Twin Cities biotech start-up Rebiotix has treated its first patient in what the company hopes will be the last leg of the race to develop the first approved microbial therapy derived from human waste to treat serious infections from the bacterium Clostridium difficile.
"C. diff," as it usually known, colonizes the large intestines of about 500,000 people per year, often after antibiotic treatments in hospitals, leading to the deaths of more than 29,000 people annually. For several years, Roseville-based Rebiotix has been in competition with a Massachusetts-based firm to develop the first therapy that can treat recurrent C. diff infections by restoring the natural ecosystem of microorganisms in the intestine.

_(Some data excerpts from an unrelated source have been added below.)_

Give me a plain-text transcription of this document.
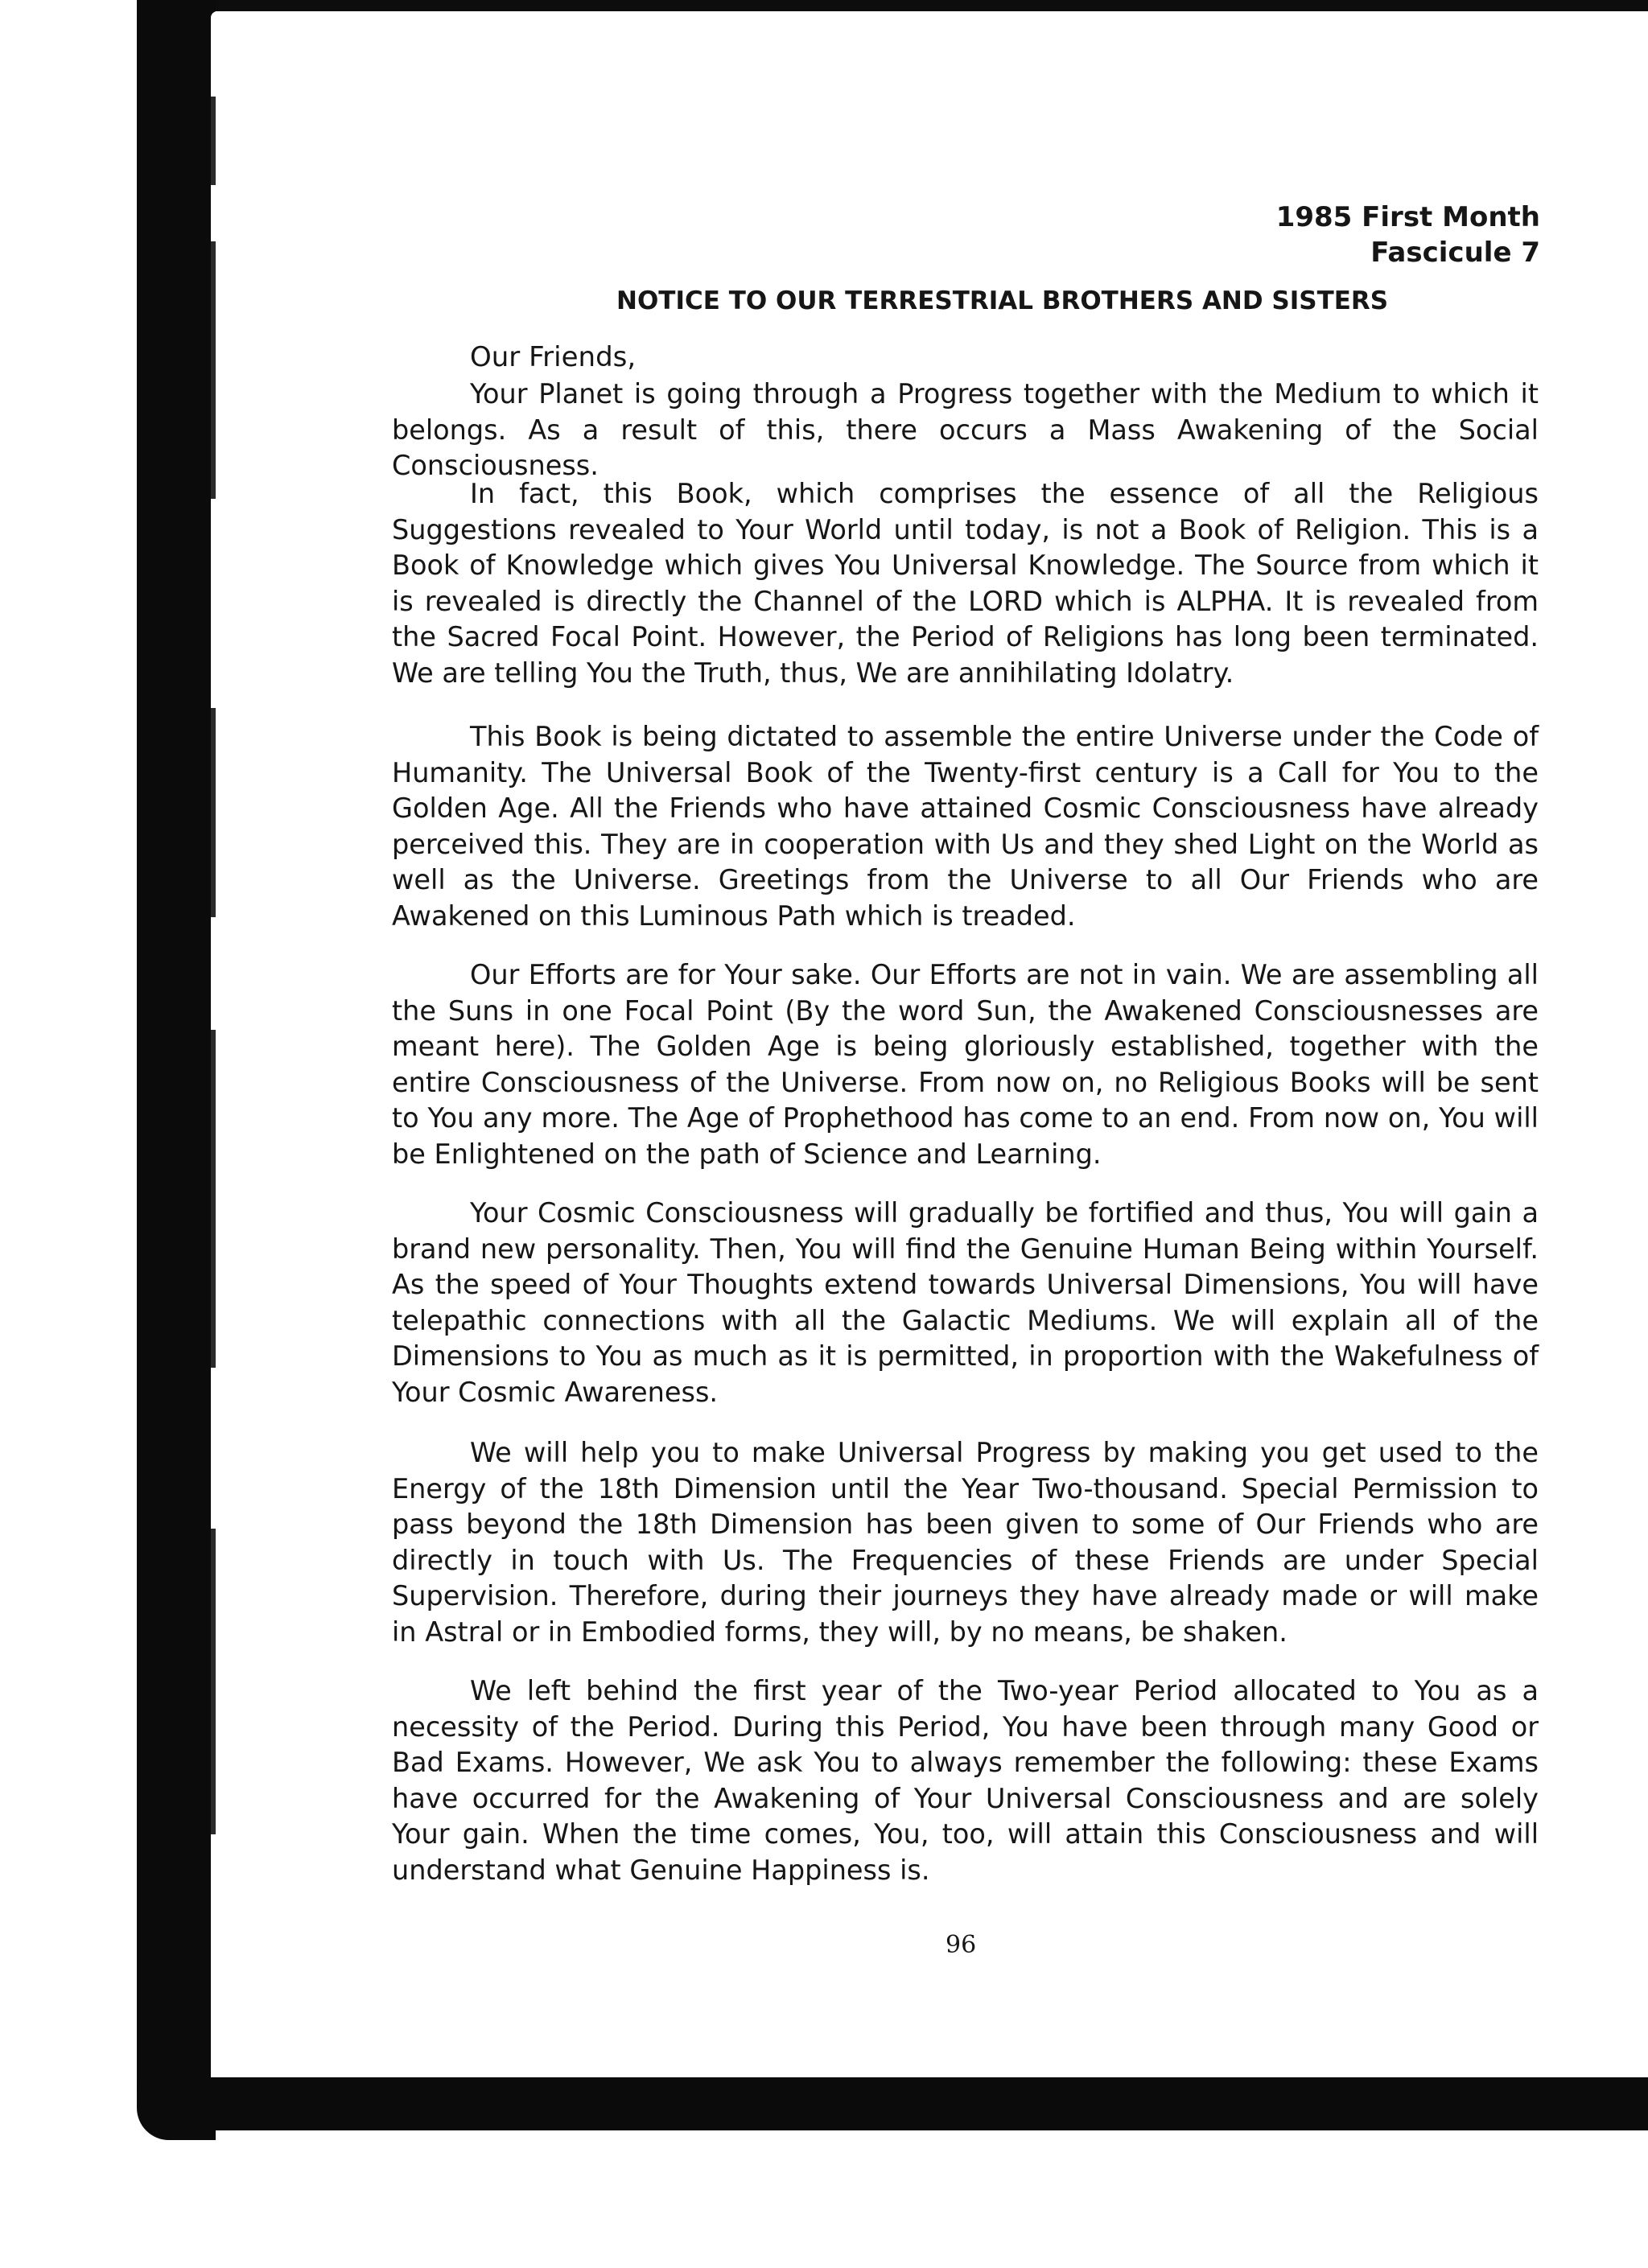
1985 First Month
Fascicule 7
NOTICE TO OUR TERRESTRIAL BROTHERS AND SISTERS
Our Friends,

Your Planet is going through a Progress together with the Medium to which it belongs. As a result of this, there occurs a Mass Awakening of the Social Consciousness.

In fact, this Book, which comprises the essence of all the Religious Suggestions revealed to Your World until today, is not a Book of Religion. This is a Book of Knowledge which gives You Universal Knowledge. The Source from which it is revealed is directly the Channel of the LORD which is ALPHA. It is revealed from the Sacred Focal Point. However, the Period of Religions has long been terminated. We are telling You the Truth, thus, We are annihilating Idolatry.

This Book is being dictated to assemble the entire Universe under the Code of Humanity. The Universal Book of the Twenty-first century is a Call for You to the Golden Age. All the Friends who have attained Cosmic Consciousness have already perceived this. They are in cooperation with Us and they shed Light on the World as well as the Universe. Greetings from the Universe to all Our Friends who are Awakened on this Luminous Path which is treaded.

Our Efforts are for Your sake. Our Efforts are not in vain. We are assembling all the Suns in one Focal Point (By the word Sun, the Awakened Consciousnesses are meant here). The Golden Age is being gloriously established, together with the entire Consciousness of the Universe. From now on, no Religious Books will be sent to You any more. The Age of Prophethood has come to an end. From now on, You will be Enlightened on the path of Science and Learning.

Your Cosmic Consciousness will gradually be fortified and thus, You will gain a brand new personality. Then, You will find the Genuine Human Being within Yourself. As the speed of Your Thoughts extend towards Universal Dimensions, You will have telepathic connections with all the Galactic Mediums. We will explain all of the Dimensions to You as much as it is permitted, in proportion with the Wakefulness of Your Cosmic Awareness.

We will help you to make Universal Progress by making you get used to the Energy of the 18th Dimension until the Year Two-thousand. Special Permission to pass beyond the 18th Dimension has been given to some of Our Friends who are directly in touch with Us. The Frequencies of these Friends are under Special Supervision. Therefore, during their journeys they have already made or will make in Astral or in Embodied forms, they will, by no means, be shaken.

We left behind the first year of the Two-year Period allocated to You as a necessity of the Period. During this Period, You have been through many Good or Bad Exams. However, We ask You to always remember the following: these Exams have occurred for the Awakening of Your Universal Consciousness and are solely Your gain. When the time comes, You, too, will attain this Consciousness and will understand what Genuine Happiness is.

96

On Aug. 7, Rebiotix announced that it had enrolled the first of a planned 270 patients in a double-blind, placebo-controlled randomized clinical trial intended to show microorganisms in stool donations from Twin Cities residents can be used to safely and effectively treat C. diff infections.
The Phase III trial is slated to end in 2019, which is when Rebiotix is aiming to get final approval of its biologic drug product. Cambridge, Mass.-based Seres Therapeutics, which is developing a similar therapy, is scheduled to conclude a major clinical trial of its product around the same time.
"I believe this is a transformational technology," Rebiotix founder and CEO Lee Jones said Friday.
The human gut is home to billions of bacteria and other microbes that together form a kind of ecosystem known as a "microbiome," which provides a variety of critical functions for human survival that are still being puzzled out by scientists, according to the National Institutes of Health's Human Microbiome Project.
Although everyone carries around microscopic pathogens in their bodies, these microorganisms coexist with their host and the rest of the microbiome without causing disease in healthy people. Researchers at the NIH and other organizations are working to understand why and how some pathogens end up causing disease in some people.
C. diff is one of the organisms that may live in a person's intestines, though it is also spread via food and contaminated surfaces. Taking powerful antibiotics in the hospital, particularly by older patients, can kill off a wide swath of the organisms in the gut microbiome and create the opportunity for C. diff to grow out of control and colonize the large intestine. The result can be a nasty infection that causes dayslong bouts of watery diarrhea and abdominal cramping.